Hearing those words come from the doctor’s mouth gave me an urge to cry. I didn’t know how to react other than to cry, but I am not one to cry in front of others and especially not in front of Remi. The pain from that experience took me back to the day I was told about Remi’s down syndrome. I sat their thinking to myself that this was not happening. That they had the wrong results. There was no way that this perfect little baby had a genetic disorder…… I finally began to cry after 2 minutes of disbelief that day. How were Ryan and I suppose to handle it all? How are we suppose to prepare ourselves for the list of illnesses that can befall on our baby just because of that extra chromosome? We went for test after test after test since that day and thankfully they all came out with good results. My thoughts were, “Ok. We are out of the woods and there is nothing else to worry about.” Boy was I wrong and so that brought more fear of the unknown. Just yesterday I was watching a movie about a girl that dies from cancer and her mom helped her plan her funeral.
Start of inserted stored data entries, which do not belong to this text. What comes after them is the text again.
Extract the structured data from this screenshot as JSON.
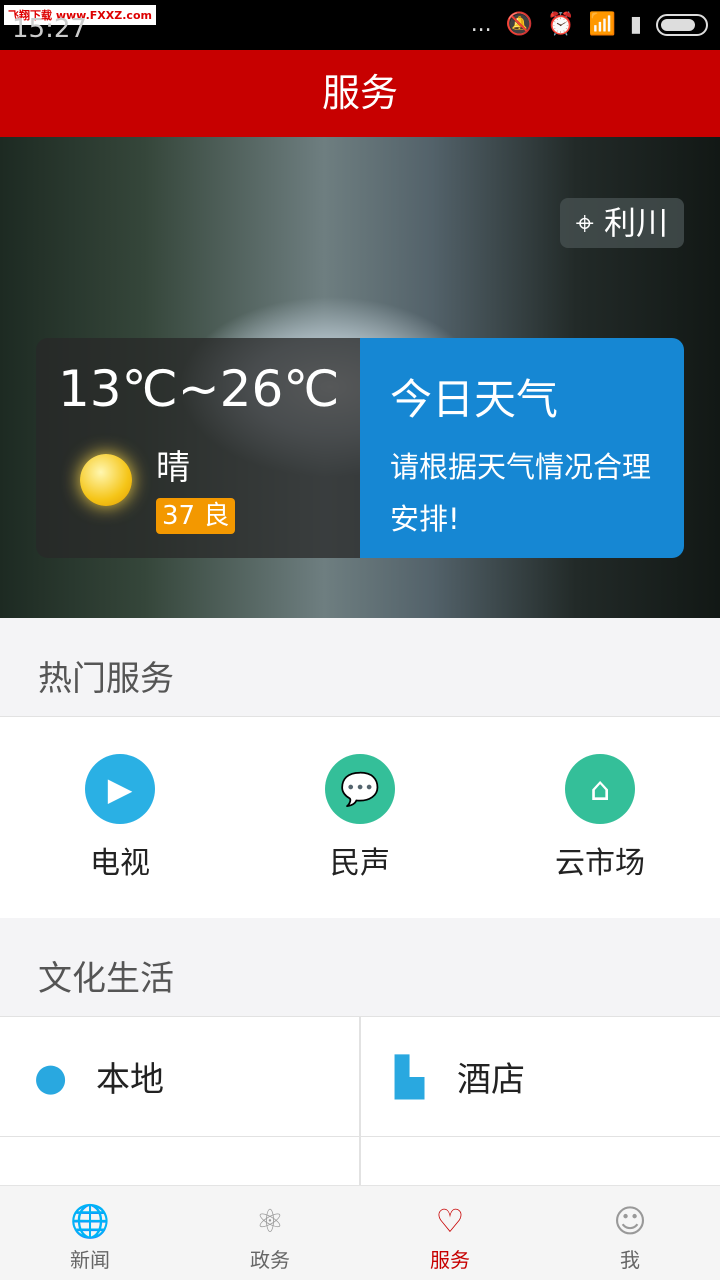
{
  "status_bar": {
    "watermark": "飞翔下载 www.FXXZ.com",
    "time": "15:27",
    "dots": "..."
  },
  "header": {
    "title": "服务"
  },
  "weather": {
    "location": "利川",
    "temperature": "13℃~26℃",
    "condition": "晴",
    "aqi": "37 良",
    "title": "今日天气",
    "message": "请根据天气情况合理安排!",
    "colors": {
      "panel": "#1687d3",
      "aqi_badge": "#f39800"
    }
  },
  "hot_services": {
    "title": "热门服务",
    "items": [
      {
        "label": "电视",
        "icon": "tv-icon",
        "color": "#2ab0e4"
      },
      {
        "label": "民声",
        "icon": "chat-icon",
        "color": "#34bf99"
      },
      {
        "label": "云市场",
        "icon": "cloud-market-icon",
        "color": "#34bf99"
      }
    ]
  },
  "culture": {
    "title": "文化生活",
    "items": [
      {
        "label": "本地",
        "icon": "location-pin-icon"
      },
      {
        "label": "酒店",
        "icon": "building-icon"
      },
      {
        "label": "",
        "icon": "person-icon"
      },
      {
        "label": "",
        "icon": "book-icon"
      }
    ]
  },
  "bottom_nav": {
    "items": [
      {
        "label": "新闻",
        "icon": "globe-icon"
      },
      {
        "label": "政务",
        "icon": "atom-icon"
      },
      {
        "label": "服务",
        "icon": "hearts-icon",
        "active": true
      },
      {
        "label": "我",
        "icon": "user-icon"
      }
    ]
  },
  "theme": {
    "header": "#c70000"
  }
}
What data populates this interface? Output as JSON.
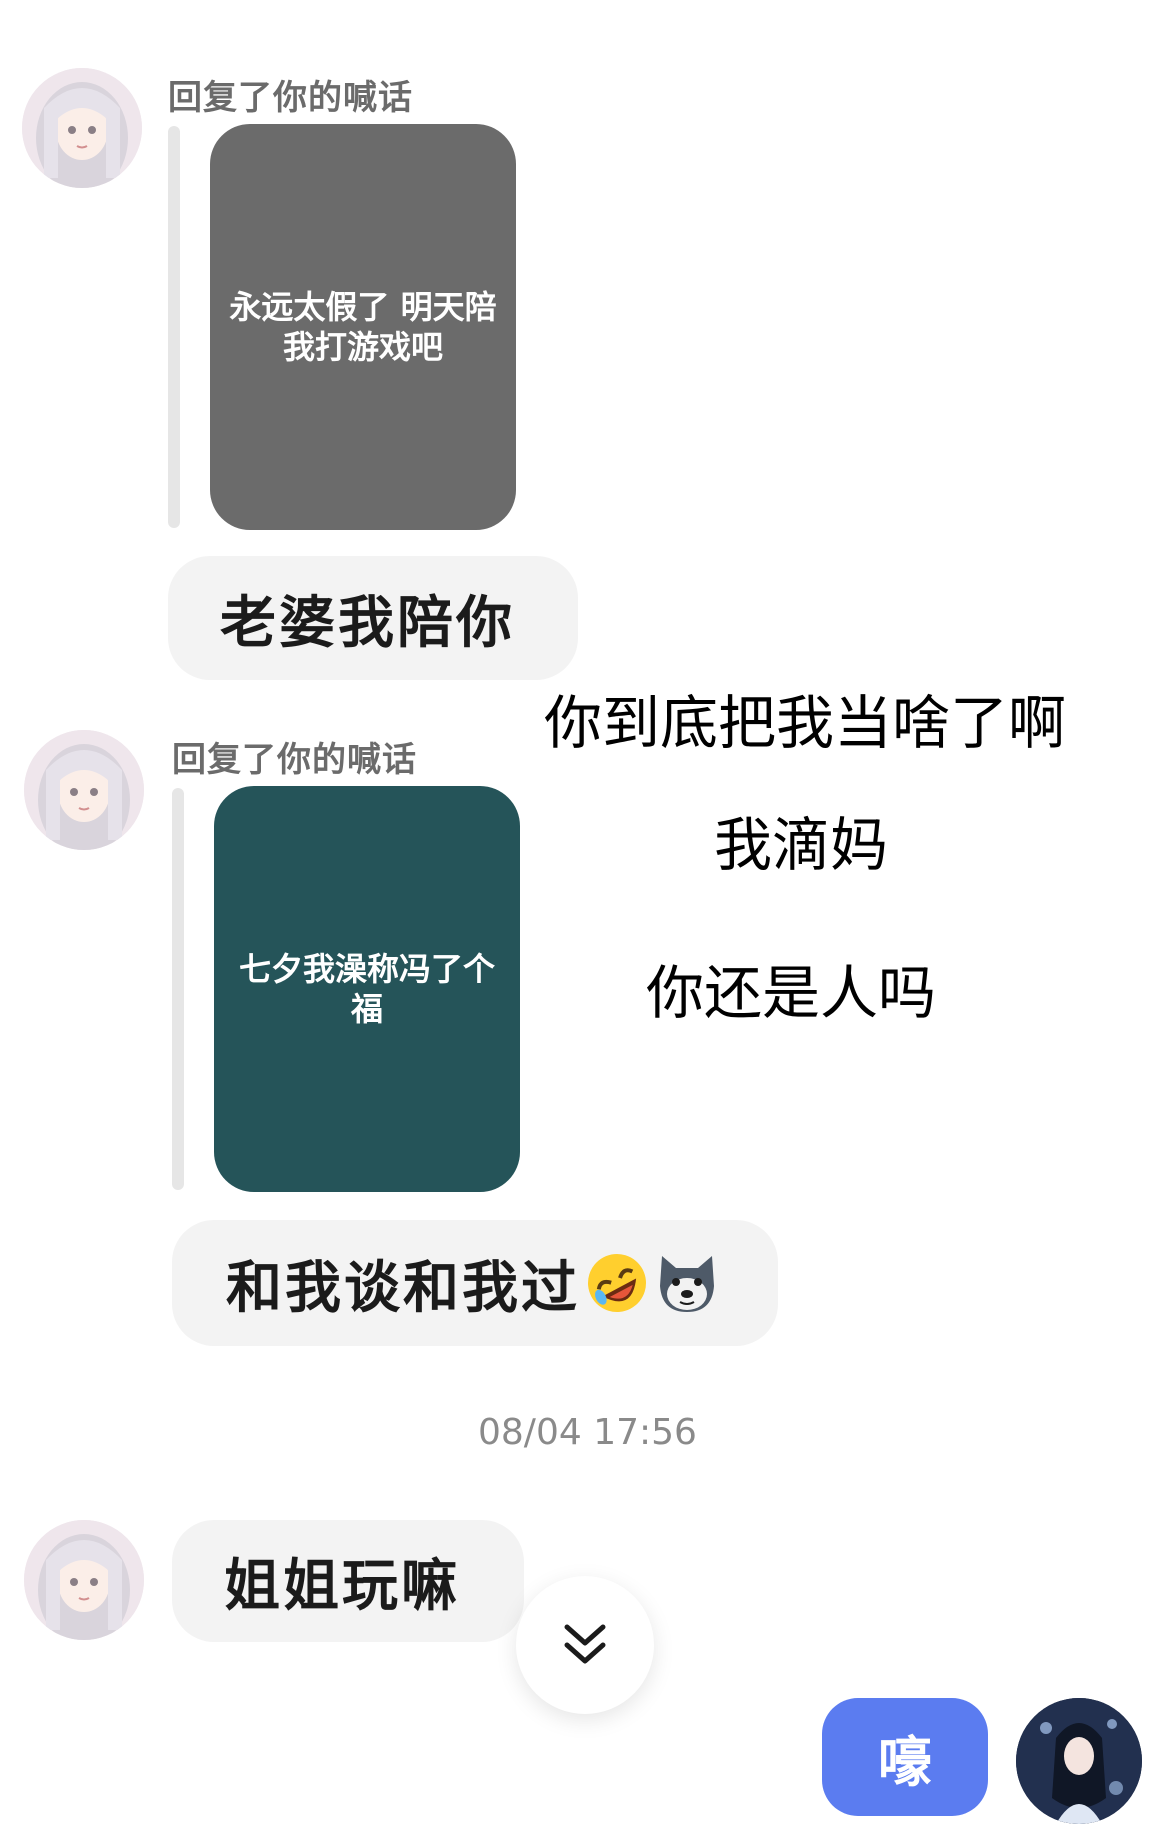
{
  "messages": [
    {
      "reply_label": "回复了你的喊话",
      "quote_text": "永远太假了 明天陪\n我打游戏吧",
      "quote_color": "#6b6b6b",
      "text": "老婆我陪你"
    },
    {
      "reply_label": "回复了你的喊话",
      "quote_text": "七夕我澡称冯了个\n福",
      "quote_color": "#255459",
      "text": "和我谈和我过",
      "emojis": [
        "rolling-laughing-emoji",
        "husky-dog-emoji"
      ]
    }
  ],
  "overlay_captions": [
    "你到底把我当啥了啊",
    "我滴妈",
    "你还是人吗"
  ],
  "timestamp": "08/04 17:56",
  "last_message": {
    "text": "姐姐玩嘛"
  },
  "scroll_button": {
    "icon": "double-chevron-down-icon"
  },
  "send_button": {
    "label": "嚎",
    "color": "#5b7cf0"
  },
  "colors": {
    "bubble": "#f3f3f3",
    "accent": "#5b7cf0"
  }
}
I cried. Not because the girl dies but because I was thinking how that’s a chance for us. To think that my Remi has a greater risk for cancer kills me so deeply. I don’t ever think about it but somehow, this hearing test has brought all my fears forwards.

So our next step is to see an ENT specialist, get tubes put in her ears, and pray that it’s just fluid in her ears. She goes back for retesting in 8 weeks so being strong for Remi and just doing all that I can for her is all I can do for now. I don’t want her to know that I’m all wacked up. She needs her mommy happy at all times so I will do so.